The talk is of the heavyweights circling each other, each ticking off their reasons for winning.
Former U.S. Rep. Ed Case was first out of the box this week, with an emailing to supporters announcing that he took a poll and was ahead and they should send him money.
Case detailed only how his poll showed him winning in a theoretical match-up with former Mayor Mufi Hannemann (Case up 47 percent to 35 percent) and then against former Gov. Linda Lingle (up 49 percent to 37 percent). Case says his poll had other match-ups, but they were not disclosed. Still, Case said he was still thinking about what he should do. Hint: It is being the next U.S. senator from Hawaii.
That is what a lot of Hawaii Democrats would like to be.
Hannemann is making himself more and more visible every hour. He’s marching in parades, he’s firing off Twitter messages about his parade marching and he’s pumping up his Facebook page with pictures from the parade. Still, a glowing social media profile does not a primary winner make.
Congresswomen Colleen Hanabusa and Mazie Hirono have neither taken themselves out of speculation, nor appear close to any announcements. At the same time, Lt. Gov. Brian Schatz and even former Gov. John Waihee have been mentioned. Schatz is not saying and Waihee had initially taken himself out of the speculation, but his name still pops up.
What the Democrats might want to contemplate is who can run effectively against Lingle.
It is not a sure thing that she will run.
GOP observers note that Lingle did not attend last week’s county GOP convention, nor has she started any serious private planning. Some strong allies say that Lingle herself is not sure if she will run.

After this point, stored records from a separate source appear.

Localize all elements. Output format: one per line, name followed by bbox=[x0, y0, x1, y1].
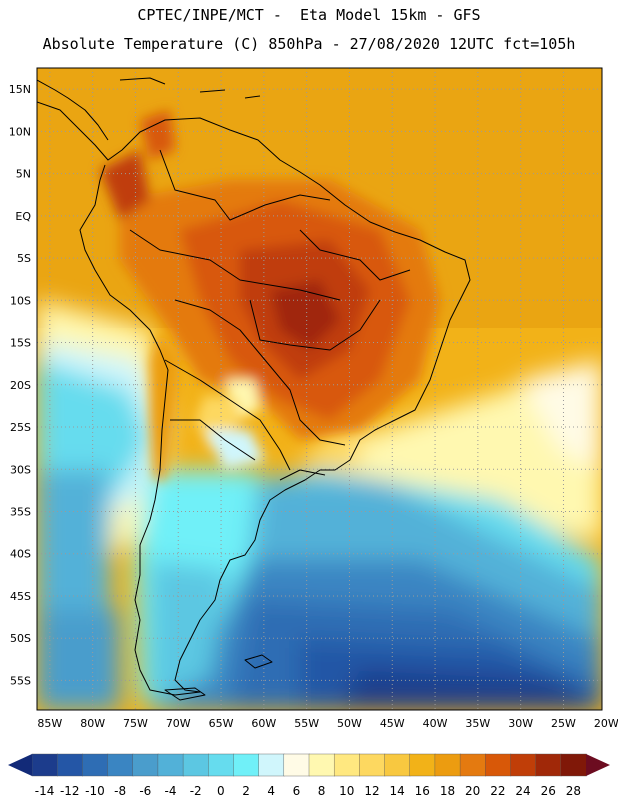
lat-tick-label: 10S bbox=[10, 294, 31, 307]
colorbar-cell bbox=[384, 753, 411, 777]
colorbar-label: 24 bbox=[515, 784, 530, 798]
lat-tick-label: 45S bbox=[10, 590, 31, 603]
colorbar-label: 22 bbox=[490, 784, 505, 798]
lat-tick-label: 55S bbox=[10, 674, 31, 687]
lat-tick-label: 15N bbox=[9, 83, 31, 96]
lat-tick-label: 30S bbox=[10, 463, 31, 476]
colorbar-over-triangle bbox=[586, 754, 610, 776]
colorbar-label: -14 bbox=[35, 784, 55, 798]
lon-tick-label: 65W bbox=[209, 717, 234, 730]
lon-tick-label: 30W bbox=[508, 717, 533, 730]
colorbar-cell bbox=[308, 753, 335, 777]
lon-tick-label: 55W bbox=[294, 717, 319, 730]
colorbar-cell bbox=[258, 753, 285, 777]
colorbar-label: 0 bbox=[217, 784, 225, 798]
colorbar-label: -2 bbox=[190, 784, 202, 798]
temperature-field bbox=[37, 68, 602, 710]
colorbar-cell bbox=[107, 753, 134, 777]
colorbar-label: -6 bbox=[139, 784, 151, 798]
map-frame bbox=[36, 67, 603, 711]
colorbar-cell bbox=[208, 753, 235, 777]
colorbar-label: 28 bbox=[566, 784, 581, 798]
colorbar-label: 4 bbox=[267, 784, 275, 798]
lat-tick-label: 20S bbox=[10, 379, 31, 392]
colorbar-cell bbox=[409, 753, 436, 777]
colorbar-cell bbox=[31, 753, 58, 777]
lat-tick-label: EQ bbox=[15, 210, 31, 223]
lon-tick-label: 80W bbox=[80, 717, 105, 730]
colorbar-label: 12 bbox=[364, 784, 379, 798]
colorbar-cell bbox=[485, 753, 512, 777]
colorbar-cell bbox=[510, 753, 537, 777]
colorbar-label: 8 bbox=[318, 784, 326, 798]
latitude-labels: 15N 10N 5N EQ 5S 10S 15S 20S 25S 30S 35S 40S 45S 50S 5… bbox=[9, 83, 32, 687]
colorbar-cell bbox=[157, 753, 184, 777]
colorbar-cell bbox=[132, 753, 159, 777]
colorbar-label: 6 bbox=[293, 784, 301, 798]
colorbar-label: 20 bbox=[465, 784, 480, 798]
lat-tick-label: 10N bbox=[9, 125, 31, 138]
colorbar-cell bbox=[333, 753, 361, 777]
lon-tick-label: 25W bbox=[551, 717, 576, 730]
colorbar: -14 -12 -10 -8 -6 -4 -2 0 2 4 6 8 10 12 14 16 18 20 22 24 26… bbox=[8, 753, 610, 798]
lat-tick-label: 25S bbox=[10, 421, 31, 434]
title-line-1: CPTEC/INPE/MCT - Eta Model 15km - GFS bbox=[137, 6, 481, 24]
lon-tick-label: 35W bbox=[465, 717, 490, 730]
colorbar-cell bbox=[560, 753, 587, 777]
colorbar-cell bbox=[283, 753, 310, 777]
colorbar-label: -8 bbox=[114, 784, 126, 798]
lon-tick-label: 70W bbox=[166, 717, 191, 730]
colorbar-label: 16 bbox=[415, 784, 430, 798]
lat-tick-label: 5N bbox=[16, 168, 31, 181]
colorbar-cell bbox=[434, 753, 461, 777]
colorbar-label: 18 bbox=[440, 784, 455, 798]
lat-tick-label: 50S bbox=[10, 632, 31, 645]
colorbar-cell bbox=[233, 753, 260, 777]
colorbar-label: 14 bbox=[389, 784, 404, 798]
lon-tick-label: 40W bbox=[423, 717, 448, 730]
colorbar-cell bbox=[82, 753, 109, 777]
lon-tick-label: 50W bbox=[337, 717, 362, 730]
colorbar-cell bbox=[535, 753, 562, 777]
lon-tick-label: 75W bbox=[123, 717, 148, 730]
coastlines-and-borders bbox=[37, 77, 471, 701]
lon-tick-label: 20W bbox=[594, 717, 618, 730]
colorbar-cells bbox=[31, 753, 587, 777]
lon-tick-label: 60W bbox=[251, 717, 276, 730]
colorbar-label: 10 bbox=[339, 784, 354, 798]
temperature-map: 15N 10N 5N EQ 5S 10S 15S 20S 25S 30S 35S 40S 45S 50S 5… bbox=[9, 67, 618, 730]
colorbar-labels: -14 -12 -10 -8 -6 -4 -2 0 2 4 6 8 10 12 14 16 18 20 22 24 26… bbox=[35, 784, 581, 798]
lat-tick-label: 40S bbox=[10, 548, 31, 561]
colorbar-label: -4 bbox=[165, 784, 177, 798]
lat-tick-label: 5S bbox=[17, 252, 31, 265]
colorbar-label: -12 bbox=[60, 784, 80, 798]
colorbar-cell bbox=[459, 753, 486, 777]
lon-tick-label: 45W bbox=[380, 717, 405, 730]
colorbar-label: -10 bbox=[85, 784, 105, 798]
lon-tick-label: 85W bbox=[37, 717, 62, 730]
lat-tick-label: 35S bbox=[10, 505, 31, 518]
colorbar-cell bbox=[56, 753, 84, 777]
colorbar-cell bbox=[182, 753, 209, 777]
lat-tick-label: 15S bbox=[10, 337, 31, 350]
colorbar-label: 26 bbox=[541, 784, 556, 798]
colorbar-under-triangle bbox=[8, 754, 32, 776]
colorbar-cell bbox=[359, 753, 386, 777]
longitude-labels: 85W 80W 75W 70W 65W 60W 55W 50W 45W 40W 35W 30W 25W 2… bbox=[37, 717, 618, 730]
title-line-2: Absolute Temperature (C) 850hPa - 27/08/… bbox=[42, 35, 576, 53]
colorbar-label: 2 bbox=[242, 784, 250, 798]
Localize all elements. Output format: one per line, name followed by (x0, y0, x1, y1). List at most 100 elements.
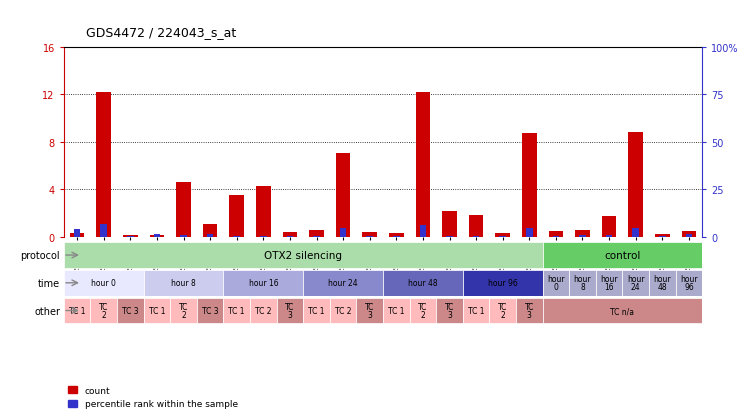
Bar (276, 298, 303, 324)
Bar (442, 211, 457, 237)
Bar (366, 236, 373, 237)
Bar (686, 235, 692, 237)
Bar (357, 298, 383, 324)
Bar (606, 235, 612, 237)
Bar (64, 298, 90, 324)
Bar (629, 133, 643, 237)
Text: hour 0: hour 0 (92, 279, 116, 287)
Bar (496, 233, 510, 237)
Bar (522, 134, 537, 237)
Text: TC
3: TC 3 (445, 302, 454, 319)
Bar (303, 270, 383, 296)
Text: hour 24: hour 24 (328, 279, 358, 287)
Bar (632, 228, 639, 237)
Text: hour 16: hour 16 (249, 279, 278, 287)
Text: TC 1: TC 1 (308, 306, 324, 315)
Bar (127, 236, 134, 237)
Text: time: time (38, 278, 60, 288)
Bar (149, 236, 164, 237)
Bar (287, 236, 293, 237)
Bar (224, 298, 250, 324)
Text: TC
3: TC 3 (285, 302, 294, 319)
Bar (303, 298, 330, 324)
Bar (543, 242, 702, 268)
Text: TC
2: TC 2 (498, 302, 508, 319)
Bar (389, 233, 403, 237)
Text: TC
2: TC 2 (179, 302, 189, 319)
Bar (336, 154, 351, 237)
Text: TC
2: TC 2 (418, 302, 427, 319)
Bar (64, 242, 542, 268)
Text: protocol: protocol (20, 250, 60, 261)
Bar (309, 230, 324, 237)
Text: control: control (605, 250, 641, 261)
Text: TC 1: TC 1 (69, 306, 86, 315)
Bar (649, 270, 676, 296)
Bar (176, 183, 191, 237)
Text: TC n/a: TC n/a (611, 306, 635, 315)
Bar (170, 298, 197, 324)
Bar (548, 231, 563, 237)
Bar (64, 270, 143, 296)
Text: hour
8: hour 8 (574, 275, 591, 292)
Bar (123, 236, 137, 237)
Text: TC 3: TC 3 (202, 306, 219, 315)
Bar (260, 236, 267, 237)
Text: OTX2 silencing: OTX2 silencing (264, 250, 342, 261)
Bar (339, 228, 346, 237)
Bar (313, 236, 320, 237)
Bar (74, 230, 80, 237)
Text: hour 8: hour 8 (171, 279, 196, 287)
Bar (543, 298, 702, 324)
Bar (579, 235, 586, 237)
Bar (526, 228, 532, 237)
Bar (383, 270, 463, 296)
Bar (543, 270, 569, 296)
Bar (682, 231, 696, 237)
Text: hour 48: hour 48 (408, 279, 438, 287)
Bar (463, 270, 542, 296)
Text: hour
96: hour 96 (680, 275, 698, 292)
Bar (330, 298, 357, 324)
Bar (490, 298, 516, 324)
Legend: count, percentile rank within the sample: count, percentile rank within the sample (68, 386, 238, 408)
Bar (90, 298, 117, 324)
Bar (229, 196, 244, 237)
Bar (70, 233, 84, 237)
Text: TC 1: TC 1 (228, 306, 245, 315)
Bar (203, 224, 218, 237)
Text: other: other (34, 306, 60, 316)
Bar (207, 234, 213, 237)
Bar (415, 93, 430, 237)
Text: TC 1: TC 1 (388, 306, 405, 315)
Bar (143, 270, 224, 296)
Bar (676, 270, 702, 296)
Bar (224, 270, 303, 296)
Text: TC 2: TC 2 (335, 306, 351, 315)
Bar (117, 298, 143, 324)
Text: TC
3: TC 3 (525, 302, 534, 319)
Text: TC 3: TC 3 (122, 306, 139, 315)
Bar (463, 298, 490, 324)
Bar (256, 186, 270, 237)
Text: hour
16: hour 16 (600, 275, 618, 292)
Text: hour
24: hour 24 (627, 275, 644, 292)
Bar (569, 270, 596, 296)
Bar (282, 233, 297, 237)
Bar (420, 225, 427, 237)
Bar (623, 270, 649, 296)
Bar (383, 298, 409, 324)
Bar (154, 235, 160, 237)
Bar (96, 93, 111, 237)
Bar (197, 298, 224, 324)
Text: TC 1: TC 1 (149, 306, 165, 315)
Text: TC
3: TC 3 (365, 302, 375, 319)
Text: TC
2: TC 2 (99, 302, 108, 319)
Text: TC 2: TC 2 (255, 306, 272, 315)
Bar (516, 298, 543, 324)
Bar (101, 224, 107, 237)
Bar (409, 298, 436, 324)
Text: hour 96: hour 96 (488, 279, 517, 287)
Bar (575, 230, 590, 237)
Bar (655, 235, 670, 237)
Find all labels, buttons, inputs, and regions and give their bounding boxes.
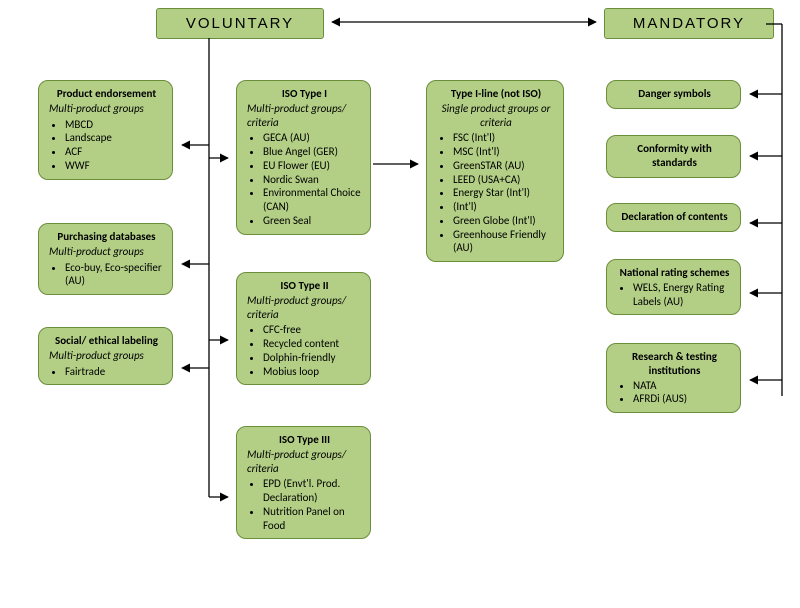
list-item: Nordic Swan bbox=[263, 173, 362, 187]
list-item: MSC (Int'l) bbox=[453, 145, 555, 159]
iso-type-i-subtitle: Multi-product groups/ criteria bbox=[247, 102, 362, 130]
iso-type-ii-list: CFC-free Recycled content Dolphin-friend… bbox=[247, 323, 362, 378]
national-rating-title: National rating schemes bbox=[617, 266, 732, 280]
purchasing-databases-title: Purchasing databases bbox=[49, 230, 164, 244]
purchasing-databases-subtitle: Multi-product groups bbox=[49, 245, 164, 259]
type-i-line-subtitle: Single product groups or criteria bbox=[437, 102, 555, 130]
list-item: Dolphin-friendly bbox=[263, 351, 362, 365]
danger-symbols-box: Danger symbols bbox=[606, 80, 741, 109]
type-i-line-title: Type I-line (not ISO) bbox=[437, 87, 555, 101]
list-item: Green Globe (Int'l) bbox=[453, 214, 555, 228]
national-rating-box: National rating schemes WELS, Energy Rat… bbox=[606, 259, 741, 315]
list-item: WELS, Energy Rating Labels (AU) bbox=[633, 281, 732, 309]
list-item: Mobius loop bbox=[263, 365, 362, 379]
list-item: AFRDi (AUS) bbox=[633, 392, 732, 406]
conformity-title: Conformity with standards bbox=[617, 142, 732, 170]
list-item: WWF bbox=[65, 159, 164, 173]
iso-type-iii-list: EPD (Envt'l. Prod. Declaration) Nutritio… bbox=[247, 477, 362, 532]
purchasing-databases-list: Eco-buy, Eco-specifier (AU) bbox=[49, 261, 164, 289]
declaration-title: Declaration of contents bbox=[617, 210, 732, 224]
list-item: Environmental Choice (CAN) bbox=[263, 186, 362, 214]
voluntary-label: VOLUNTARY bbox=[186, 15, 294, 32]
iso-type-ii-subtitle: Multi-product groups/ criteria bbox=[247, 294, 362, 322]
social-ethical-title: Social/ ethical labeling bbox=[49, 334, 164, 348]
list-item: MBCD bbox=[65, 118, 164, 132]
danger-symbols-title: Danger symbols bbox=[617, 87, 732, 101]
list-item: EU Flower (EU) bbox=[263, 159, 362, 173]
declaration-box: Declaration of contents bbox=[606, 203, 741, 232]
list-item: Green Seal bbox=[263, 214, 362, 228]
social-ethical-subtitle: Multi-product groups bbox=[49, 349, 164, 363]
mandatory-header: MANDATORY bbox=[604, 8, 774, 39]
iso-type-iii-box: ISO Type III Multi-product groups/ crite… bbox=[236, 426, 371, 539]
list-item: Nutrition Panel on Food bbox=[263, 505, 362, 533]
conformity-box: Conformity with standards bbox=[606, 135, 741, 178]
list-item: GreenSTAR (AU) bbox=[453, 159, 555, 173]
research-testing-title: Research & testing institutions bbox=[617, 350, 732, 378]
social-ethical-box: Social/ ethical labeling Multi-product g… bbox=[38, 327, 173, 385]
social-ethical-list: Fairtrade bbox=[49, 365, 164, 379]
list-item: NATA bbox=[633, 379, 732, 393]
list-item: Eco-buy, Eco-specifier (AU) bbox=[65, 261, 164, 289]
voluntary-header: VOLUNTARY bbox=[156, 8, 324, 39]
iso-type-i-list: GECA (AU) Blue Angel (GER) EU Flower (EU… bbox=[247, 131, 362, 227]
research-testing-box: Research & testing institutions NATA AFR… bbox=[606, 343, 741, 413]
list-item: CFC-free bbox=[263, 323, 362, 337]
research-testing-list: NATA AFRDi (AUS) bbox=[617, 379, 732, 407]
list-item: Energy Star (Int'l) bbox=[453, 186, 555, 200]
product-endorsement-title: Product endorsement bbox=[49, 87, 164, 101]
list-item: Blue Angel (GER) bbox=[263, 145, 362, 159]
list-item: LEED (USA+CA) bbox=[453, 173, 555, 187]
national-rating-list: WELS, Energy Rating Labels (AU) bbox=[617, 281, 732, 309]
iso-type-ii-title: ISO Type II bbox=[247, 279, 362, 293]
purchasing-databases-box: Purchasing databases Multi-product group… bbox=[38, 223, 173, 295]
iso-type-i-title: ISO Type I bbox=[247, 87, 362, 101]
list-item: EPD (Envt'l. Prod. Declaration) bbox=[263, 477, 362, 505]
list-item: Greenhouse Friendly (AU) bbox=[453, 228, 555, 256]
list-item: ACF bbox=[65, 145, 164, 159]
mandatory-label: MANDATORY bbox=[633, 15, 745, 32]
list-item: GECA (AU) bbox=[263, 131, 362, 145]
list-item: Recycled content bbox=[263, 337, 362, 351]
iso-type-i-box: ISO Type I Multi-product groups/ criteri… bbox=[236, 80, 371, 235]
product-endorsement-subtitle: Multi-product groups bbox=[49, 102, 164, 116]
iso-type-iii-subtitle: Multi-product groups/ criteria bbox=[247, 448, 362, 476]
list-item: FSC (Int'l) bbox=[453, 131, 555, 145]
product-endorsement-list: MBCD Landscape ACF WWF bbox=[49, 118, 164, 173]
list-item: Fairtrade bbox=[65, 365, 164, 379]
product-endorsement-box: Product endorsement Multi-product groups… bbox=[38, 80, 173, 180]
type-i-line-list: FSC (Int'l) MSC (Int'l) GreenSTAR (AU) L… bbox=[437, 131, 555, 255]
type-i-line-box: Type I-line (not ISO) Single product gro… bbox=[426, 80, 564, 262]
iso-type-iii-title: ISO Type III bbox=[247, 433, 362, 447]
iso-type-ii-box: ISO Type II Multi-product groups/ criter… bbox=[236, 272, 371, 385]
list-item: (Int'l) bbox=[453, 200, 555, 214]
list-item: Landscape bbox=[65, 131, 164, 145]
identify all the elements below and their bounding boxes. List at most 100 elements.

"It is not on her radar," a former Lingle strategist said.
If her radar screen does light up, it behooves the Democrats to pay attention.
There are a lot of reason why Lingle could win.
Some Democrats say Lingle is vulnerable because the GOP doesn’t have strong grassroots appeal and Lingle never developed a grassroots organization — and besides, there are a lot more Democrats than there are Republicans in Hawaii.
As one former popular Hawaii Democrat once said: "I don’t know if I should water the grassroots, cut them or pee on them."
Grassroots are great to have, but as one GOP strategist said, "Grassroots supporters means you have to ability to inspire and motivate individuals."
And Lingle is fully capable of making that work.
At the same time, it should worry Democrats that there is no clear frontrunner in their Senate stable. That can produce a bloody and expensive Democratic primary.
If Hannemann, Hanabusa, Schatz and Case get in the race it could exhaust all four corners of the Democratic power block. Lingle would not likely have strong primary opposition, while the winning Democrat is likely to be damaged goods.
Lingle would also have a lot of money. On a national level, the Democrats have 23 Senate races to defend; they will not be thinking about dumping money into the historically blue state of Hawaii, birthplace of President Baracak Obama.
Republicans, in contrast, can put up a strong, well-financed campaign if it means turning the Senate majority to their column.
Today it is not a sure bet that Lingle will run, but if she does, the Democrats will be in a real fight.